In June 2021, Dr. Vernon Burton, professor of history at Clemson University and author of “The Age Of Lincoln, along with a recently released book on race and the Supreme Court, re-started the lecture series with a keynote address at the groundbreaking and ribbon cutting of Phases 1` and 2 of the Center.

The history behind the History Center

A group of local Fayetteville residents originally got the project off the ground by successfully getting a $1 million planning grant from the N.C. General Assembly in 2007. With the funding, over the next few years, the board hired Germann & Associates, the Winslow Group and the Planning Edge, all of which have experience in museum startups, to assess existing resources, pursue community wide feedback and discussions and come up with a strategic and programming plan.
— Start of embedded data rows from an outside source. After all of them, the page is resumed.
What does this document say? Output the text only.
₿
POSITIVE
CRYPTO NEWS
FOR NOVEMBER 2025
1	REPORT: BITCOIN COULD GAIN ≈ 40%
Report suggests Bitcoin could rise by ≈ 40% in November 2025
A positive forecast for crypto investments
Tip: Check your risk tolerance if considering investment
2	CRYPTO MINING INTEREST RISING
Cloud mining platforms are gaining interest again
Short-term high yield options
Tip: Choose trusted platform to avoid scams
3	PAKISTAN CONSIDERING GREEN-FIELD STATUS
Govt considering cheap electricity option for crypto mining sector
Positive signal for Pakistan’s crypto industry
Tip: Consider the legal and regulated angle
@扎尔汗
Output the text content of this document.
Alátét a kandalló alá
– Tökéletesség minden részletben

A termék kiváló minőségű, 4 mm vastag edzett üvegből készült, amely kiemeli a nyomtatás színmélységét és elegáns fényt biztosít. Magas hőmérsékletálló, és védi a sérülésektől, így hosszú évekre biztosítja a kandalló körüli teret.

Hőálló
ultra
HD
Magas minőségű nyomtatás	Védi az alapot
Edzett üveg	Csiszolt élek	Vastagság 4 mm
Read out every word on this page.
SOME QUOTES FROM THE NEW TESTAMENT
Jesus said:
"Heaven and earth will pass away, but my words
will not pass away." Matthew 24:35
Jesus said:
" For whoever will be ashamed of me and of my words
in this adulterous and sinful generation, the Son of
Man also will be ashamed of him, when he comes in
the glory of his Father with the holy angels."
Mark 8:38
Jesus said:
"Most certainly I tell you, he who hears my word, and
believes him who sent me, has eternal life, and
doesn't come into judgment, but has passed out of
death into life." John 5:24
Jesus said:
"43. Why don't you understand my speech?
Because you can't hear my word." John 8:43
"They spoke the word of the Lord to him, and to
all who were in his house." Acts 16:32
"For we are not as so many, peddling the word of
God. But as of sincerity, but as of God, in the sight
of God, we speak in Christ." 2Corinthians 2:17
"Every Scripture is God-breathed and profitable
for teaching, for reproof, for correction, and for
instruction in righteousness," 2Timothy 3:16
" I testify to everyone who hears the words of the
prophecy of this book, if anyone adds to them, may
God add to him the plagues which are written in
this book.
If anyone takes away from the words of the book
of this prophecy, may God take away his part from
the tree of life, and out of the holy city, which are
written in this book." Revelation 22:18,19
In addition to the programming and educational content mentioned earlier, the Center has constructed the VanStory History Village on the site of the Arsenal grounds.

The Village includes:

  • The Arsenal House, which was renovated primarily for K-12 students. It includes a classroom, a distance learning studio and a technical support room, all part of the Digital Education Outreach Center. The Outreach Center is an online educational resource to teach the history of the period before, during and after the Civil War to public school students across North Carolina. (The equipment within the distance learning studio is superior to that currently used by UNC Chapel Hill and NC State University and is on par with the equipment used by SAS Institute in Cary.)
  • The Culbreth House, which was renovated for higher education purposes. It will become the Center for the Study of the Civil War and Reconstruction in North Carolina. A catering kitchen and upstairs offices were added, as was a library, which will house an extensive collection of Civil War and Reconstruction books. It will be used as the offices for the Center’s Foundation.
  • The Davis House will be used to help interpret the site of the U.S. Arsenal (later a Confederate Arsenal), where it is situated.

Phase 2, still to be constructed, consists of a new outdoor education pavilion and the construction of a boardwalk which will run parallel to the remains of the Arsenal.